Essas ideias resultaram na obra “Nirvana”:
“ Para além do Universo luminoso,
Cheio de formas, de rumor, de lida, De forças, de desejos e de vida, Abre-se como um vácuo tenebroso."
Conceitos de evasão e morte: seu pessimismo repudiava a si mesmo,
a religiosidade e os valores éticos e estéticos.
O poeta percebia em tudo a ação maquiavélica de uma natureza má e
depravada. Chorava sua desgraça, amargura, dor, tristeza, via a existência como torturante incerteza. Exemplificação disto é parte da poesia “O Palácio da Ventura”:
“Abrem-se as portas de ouro, com fragor...
Mas dentro encontro só, cheio de dor, Silencio e escuridão – e nada mais!”

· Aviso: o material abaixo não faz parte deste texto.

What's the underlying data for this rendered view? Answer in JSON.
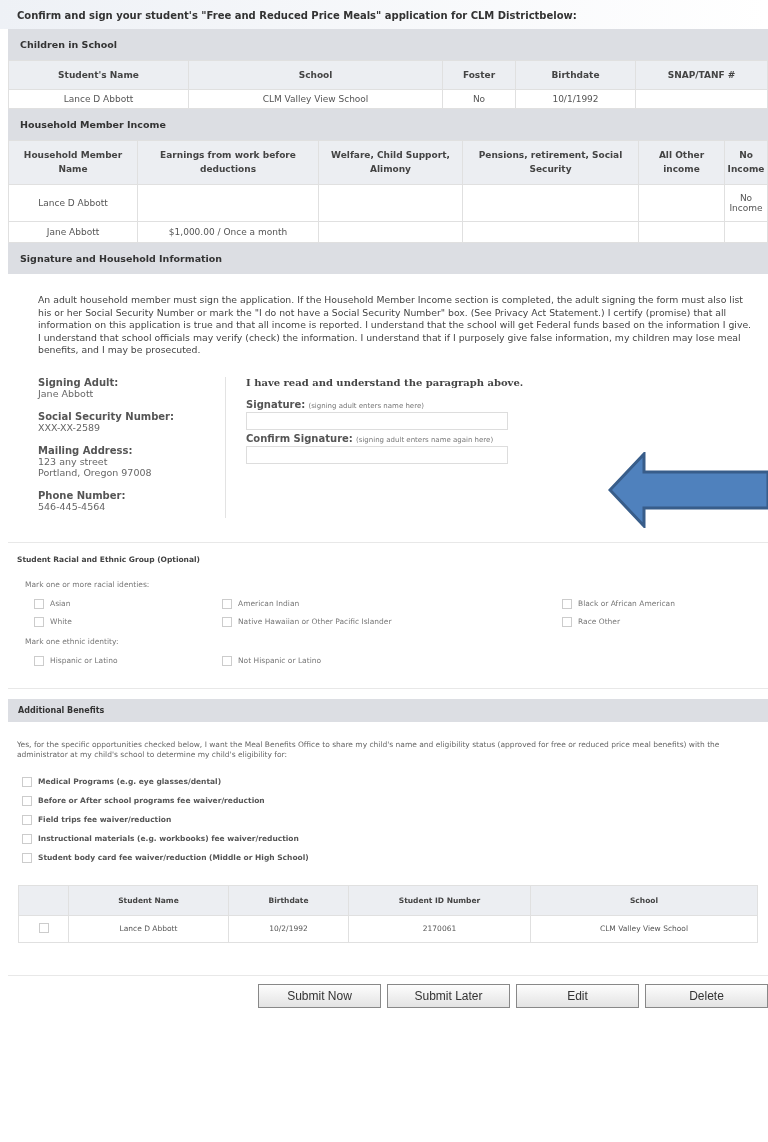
{
  "title": "Confirm and sign your student's \"Free and Reduced Price Meals\" application for CLM Districtbelow:",
  "children_in_school": {
    "heading": "Children in School",
    "columns": [
      "Student's Name",
      "School",
      "Foster",
      "Birthdate",
      "SNAP/TANF #"
    ],
    "rows": [
      [
        "Lance D Abbott",
        "CLM Valley View School",
        "No",
        "10/1/1992",
        ""
      ]
    ]
  },
  "household_income": {
    "heading": "Household Member Income",
    "columns": [
      "Household Member Name",
      "Earnings from work before deductions",
      "Welfare, Child Support, Alimony",
      "Pensions, retirement, Social Security",
      "All Other income",
      "No Income"
    ],
    "rows": [
      [
        "Lance D Abbott",
        "",
        "",
        "",
        "",
        "No Income"
      ],
      [
        "Jane Abbott",
        "$1,000.00 / Once a month",
        "",
        "",
        "",
        ""
      ]
    ]
  },
  "signature": {
    "heading": "Signature and Household Information",
    "paragraph": "An adult household member must sign the application. If the Household Member Income section is completed, the adult signing the form must also list his or her Social Security Number or mark the \"I do not have a Social Security Number\" box. (See Privacy Act Statement.) I certify (promise) that all information on this application is true and that all income is reported. I understand that the school will get Federal funds based on the information I give. I understand that school officials may verify (check) the information. I understand that if I purposely give false information, my children may lose meal benefits, and I may be prosecuted.",
    "details": [
      {
        "label": "Signing Adult:",
        "lines": [
          "Jane Abbott"
        ]
      },
      {
        "label": "Social Security Number:",
        "lines": [
          "XXX-XX-2589"
        ]
      },
      {
        "label": "Mailing Address:",
        "lines": [
          "123 any street",
          "Portland,  Oregon  97008"
        ]
      },
      {
        "label": "Phone Number:",
        "lines": [
          "546-445-4564"
        ]
      }
    ],
    "confirm_text": "I have read and understand the paragraph above.",
    "fields": [
      {
        "label": "Signature:",
        "hint": "(signing adult enters name here)"
      },
      {
        "label": "Confirm Signature:",
        "hint": "(signing adult enters name again here)"
      }
    ]
  },
  "racial_ethnic": {
    "heading": "Student Racial and Ethnic Group (Optional)",
    "race_prompt": "Mark one or more racial identies:",
    "races": [
      {
        "label": "Asian",
        "checked": false
      },
      {
        "label": "American Indian",
        "checked": false
      },
      {
        "label": "Black or African American",
        "checked": false
      },
      {
        "label": "White",
        "checked": false
      },
      {
        "label": "Native Hawaiian or Other Pacific Islander",
        "checked": false
      },
      {
        "label": "Race Other",
        "checked": false
      }
    ],
    "ethnic_prompt": "Mark one ethnic identity:",
    "ethnicities": [
      {
        "label": "Hispanic or Latino",
        "checked": false
      },
      {
        "label": "Not Hispanic or Latino",
        "checked": false
      }
    ]
  },
  "additional_benefits": {
    "heading": "Additional Benefits",
    "paragraph": "Yes, for the specific opportunities checked below, I want the Meal Benefits Office to share my child's name and eligibility status (approved for free or reduced price meal benefits) with the administrator at my child's school to determine my child's eligibility for:",
    "options": [
      {
        "label": "Medical Programs (e.g. eye glasses/dental)",
        "checked": false
      },
      {
        "label": "Before or After school programs fee waiver/reduction",
        "checked": false
      },
      {
        "label": "Field trips fee waiver/reduction",
        "checked": false
      },
      {
        "label": "Instructional materials (e.g. workbooks) fee waiver/reduction",
        "checked": false
      },
      {
        "label": "Student body card fee waiver/reduction (Middle or High School)",
        "checked": false
      }
    ],
    "table": {
      "columns": [
        "Student Name",
        "Birthdate",
        "Student ID Number",
        "School"
      ],
      "rows": [
        {
          "selected": false,
          "cells": [
            "Lance D Abbott",
            "10/2/1992",
            "2170061",
            "CLM Valley View School"
          ]
        }
      ]
    }
  },
  "buttons": [
    "Submit Now",
    "Submit Later",
    "Edit",
    "Delete"
  ]
}
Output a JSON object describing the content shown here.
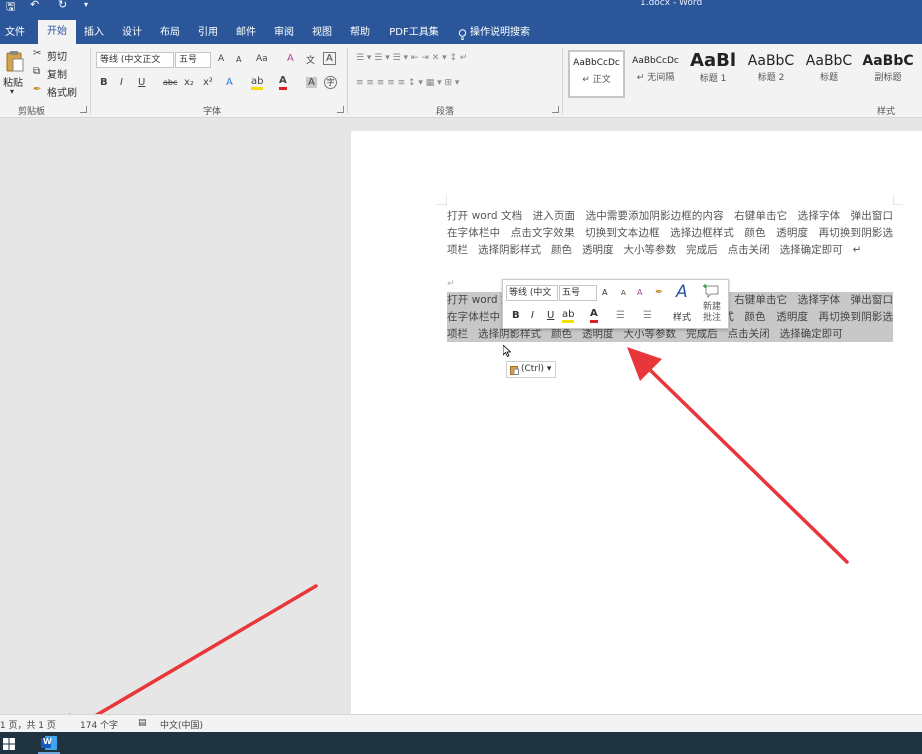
{
  "window": {
    "title": "1.docx - Word",
    "quick_access": {
      "save": "🖫",
      "undo": "↶",
      "redo": "↻",
      "customize": "▾"
    }
  },
  "tabs": [
    {
      "label": "文件"
    },
    {
      "label": "开始"
    },
    {
      "label": "插入"
    },
    {
      "label": "设计"
    },
    {
      "label": "布局"
    },
    {
      "label": "引用"
    },
    {
      "label": "邮件"
    },
    {
      "label": "审阅"
    },
    {
      "label": "视图"
    },
    {
      "label": "帮助"
    },
    {
      "label": "PDF工具集"
    }
  ],
  "tell_me": "操作说明搜索",
  "ribbon": {
    "clipboard": {
      "paste": "粘贴",
      "cut": "剪切",
      "copy": "复制",
      "format_painter": "格式刷",
      "group": "剪贴板"
    },
    "font": {
      "font_name": "等线 (中文正文",
      "font_size": "五号",
      "grow": "A",
      "shrink": "A",
      "change_case": "Aa",
      "clear_format": "A",
      "phonetic": "文",
      "char_border": "A",
      "bold": "B",
      "italic": "I",
      "underline": "U",
      "strike": "abc",
      "subscript": "x₂",
      "superscript": "x²",
      "text_effect": "A",
      "highlight": "ab",
      "font_color": "A",
      "char_shading": "A",
      "enclose": "字",
      "group": "字体"
    },
    "paragraph": {
      "group": "段落",
      "row1": "☰ ▾  ☰ ▾  ☰ ▾   ⇤  ⇥   ✕ ▾   ↕  ↵",
      "row2": "≡  ≡  ≡  ≡  ≡   ↕ ▾   ▦ ▾  ⊞ ▾"
    },
    "styles": {
      "group": "样式",
      "items": [
        {
          "preview": "AaBbCcDc",
          "name": "↵ 正文"
        },
        {
          "preview": "AaBbCcDc",
          "name": "↵ 无间隔"
        },
        {
          "preview": "AaBl",
          "name": "标题 1"
        },
        {
          "preview": "AaBbC",
          "name": "标题 2"
        },
        {
          "preview": "AaBbC",
          "name": "标题"
        },
        {
          "preview": "AaBbC",
          "name": "副标题"
        }
      ]
    }
  },
  "document": {
    "paragraph1": "打开 word 文档   进入页面   选中需要添加阴影边框的内容   右键单击它   选择字体   弹出窗口   在字体栏中   点击文字效果   切换到文本边框   选择边框样式   颜色   透明度   再切换到阴影选项栏   选择阴影样式   颜色   透明度   大小等参数   完成后   点击关闭   选择确定即可   ↵",
    "empty_mark": "↵",
    "paragraph2": "打开 word 文档   进入页面   选中需要添加阴影边框的内容   右键单击它   选择字体   弹出窗口   在字体栏中   点击文字效果   切换到文本边框   选择边框样式   颜色   透明度   再切换到阴影选项栏   选择阴影样式   颜色   透明度   大小等参数   完成后   点击关闭   选择确定即可"
  },
  "mini_toolbar": {
    "font_name": "等线 (中文",
    "font_size": "五号",
    "grow": "A",
    "shrink": "A",
    "clear": "A",
    "painter": "✒",
    "styles_icon": "A",
    "bold": "B",
    "italic": "I",
    "underline": "U",
    "highlight": "ab",
    "font_color": "A",
    "bullets": "☰",
    "numbering": "☰",
    "styles_label": "样式",
    "new_comment": "新建\n批注"
  },
  "paste_options": "(Ctrl) ▾",
  "status": {
    "page": "第 1 页，共 1 页",
    "words": "174 个字",
    "language": "中文(中国)"
  },
  "taskbar": {
    "word_letter": "W"
  },
  "colors": {
    "word_blue": "#2b579a",
    "annotation_red": "#e8363a"
  }
}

Já no Pluriverso (1880-1891), período filosófico no qual desenvolveu
as mais belas poesias e criou seu pluriverso, no qual o centro é o espírito –engloba todo o universo e os seres em evolução – ou ideia revolucionária – requer que o ser humano conheça a si próprio. Este novo “mundo” surgiu da exploração de novos horizontes existenciais e novas dimensões da verdade. Sua análise quanto ao pluriverso defendia que o espírito é a incógnita do problema que o atormentava.
Mantinha-se em oposição ao positivismo – banalidade e filosofia
deficiente – e ao naturalismo do século XIX. Ambos exageravam na adoração da vida material, deixavam insatisfeitos o sentimento, consciência e espírito.
Segundo Quental, a filosofia que excluía a metafísica – princípio
autêntico a vida do espírito filosófico – era confusa. Desprendeu-se da fé e no início da metafísica afirmava que o espírito não tinha consciência da sua existência. No texto “Ignotus” o espírito proclama:
“ – Não vos queixeis, ó filhos da ansiedade,
Que eu mesmo, desde toda a eternidade, Também me busco a mim... sem me encontrar!”
O anteriano é dominado pelo egoísmo, instinto e paixões. É na
comunidade que ele conhece a si próprio e se depara com outros seres humanos, confrontando situações em que predomina: dor, tédio, morte, ilusão e desengano. Na estrofe a seguir, do poema “Evolução”, o homem debate sua origem:
“Hoje sou homem – e na sombra enorme
Vejo, a meus pés, a escada multiforme, Que desce, em espirais, na imensidade.”
Neste ciclo, Antero voltou com o sentimento do “Bem” – momento
mais íntimo da evolução do ser humano que o homem deve seguir – o qual em sua fase anterior não era praticado e encontrou explicações para suas dúvidas anteriores.
A partir de suas ideias e obras, Antero de Quental foi nomeado como
modernizador e modelo da poesia portuguesa.
O poeta escreveu textos durante toda a sua vida, inclusive na época
em que adoeceu. Porém, as diferenças na sua poesia eram gritantes, de acordo com o seu estado de espírito.
Foram temas de seus poemas: o amor puro e carnal, a revolta contra
os princípios de Portugal, o desejo de morte, a busca por um estado de espírito ideal, a Virgem Santíssima, o pessimismo, a metafísica e o homem na sociedade. Toda essa contradição de sentimentos em versos, torna-o um dos grandes poetas da literatura portuguesa, um autor eclético que conseguiu expressar todas essas fases de sua vida em suas obras.